A side note: It would be great if you could share the differences against the original GS repo.

Answer 1 · 2024-05-28T04:44:58.000Z

hi, this OOM seems happen in the knn_points() function when applying Poisson meshing. Due to 600 images are used, the number resampled points for surface reconstruction will be very huge. The possible solution is to neglect some of the views when resample points by skipping this line for some (e.g. 2/3) of the views.
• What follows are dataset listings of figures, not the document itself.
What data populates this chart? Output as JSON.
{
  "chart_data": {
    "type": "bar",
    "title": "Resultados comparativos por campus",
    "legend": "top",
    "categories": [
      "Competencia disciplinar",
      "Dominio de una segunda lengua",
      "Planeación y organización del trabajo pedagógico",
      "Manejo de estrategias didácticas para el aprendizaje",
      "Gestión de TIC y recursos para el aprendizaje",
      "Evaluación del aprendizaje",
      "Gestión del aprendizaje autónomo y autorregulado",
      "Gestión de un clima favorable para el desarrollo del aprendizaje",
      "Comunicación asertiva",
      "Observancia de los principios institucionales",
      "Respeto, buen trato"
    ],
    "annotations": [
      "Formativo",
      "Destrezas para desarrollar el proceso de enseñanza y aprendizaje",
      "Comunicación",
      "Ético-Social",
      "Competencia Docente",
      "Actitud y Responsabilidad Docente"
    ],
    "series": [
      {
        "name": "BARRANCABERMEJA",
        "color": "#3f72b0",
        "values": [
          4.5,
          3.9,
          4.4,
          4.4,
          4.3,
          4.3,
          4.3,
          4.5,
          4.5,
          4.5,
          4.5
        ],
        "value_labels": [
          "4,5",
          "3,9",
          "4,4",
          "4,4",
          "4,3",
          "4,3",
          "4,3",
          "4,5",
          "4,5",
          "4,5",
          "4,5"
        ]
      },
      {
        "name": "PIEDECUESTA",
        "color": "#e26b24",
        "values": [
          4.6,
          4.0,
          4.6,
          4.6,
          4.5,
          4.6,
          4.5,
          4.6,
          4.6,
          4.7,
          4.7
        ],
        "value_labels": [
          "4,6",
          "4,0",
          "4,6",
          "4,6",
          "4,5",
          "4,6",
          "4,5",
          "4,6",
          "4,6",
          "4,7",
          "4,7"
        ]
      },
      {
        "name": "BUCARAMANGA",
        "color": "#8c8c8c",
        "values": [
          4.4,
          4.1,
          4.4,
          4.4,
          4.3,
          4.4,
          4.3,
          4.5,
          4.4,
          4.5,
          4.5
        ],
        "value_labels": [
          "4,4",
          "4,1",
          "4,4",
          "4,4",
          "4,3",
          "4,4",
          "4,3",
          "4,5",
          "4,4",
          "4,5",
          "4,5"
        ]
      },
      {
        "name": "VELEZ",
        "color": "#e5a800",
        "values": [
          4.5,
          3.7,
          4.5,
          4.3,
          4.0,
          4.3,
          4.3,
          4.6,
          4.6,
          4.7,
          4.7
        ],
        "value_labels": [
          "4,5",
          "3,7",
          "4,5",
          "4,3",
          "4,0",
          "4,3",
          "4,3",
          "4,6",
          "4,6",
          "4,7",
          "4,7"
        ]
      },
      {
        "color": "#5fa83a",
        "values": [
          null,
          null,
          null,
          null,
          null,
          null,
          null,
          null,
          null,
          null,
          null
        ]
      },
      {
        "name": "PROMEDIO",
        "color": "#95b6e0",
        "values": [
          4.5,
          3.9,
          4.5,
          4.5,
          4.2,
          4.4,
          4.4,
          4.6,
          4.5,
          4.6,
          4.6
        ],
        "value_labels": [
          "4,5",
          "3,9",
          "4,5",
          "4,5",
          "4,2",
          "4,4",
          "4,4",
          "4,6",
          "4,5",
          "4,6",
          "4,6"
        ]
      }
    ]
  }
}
I am sorry that this method was originally developed for small scale object reconstruction. Im afraid that high memory consumption when scaling up the training setting is indeed a problem of it.

Answer 2 · 2024-05-29T05:24:07.000Z

@turandai Thanks a lot for responding.
Can you please share the key changes that you made w.r.t. the 3DGS repository? There might be other optimized codebases where this might be useful.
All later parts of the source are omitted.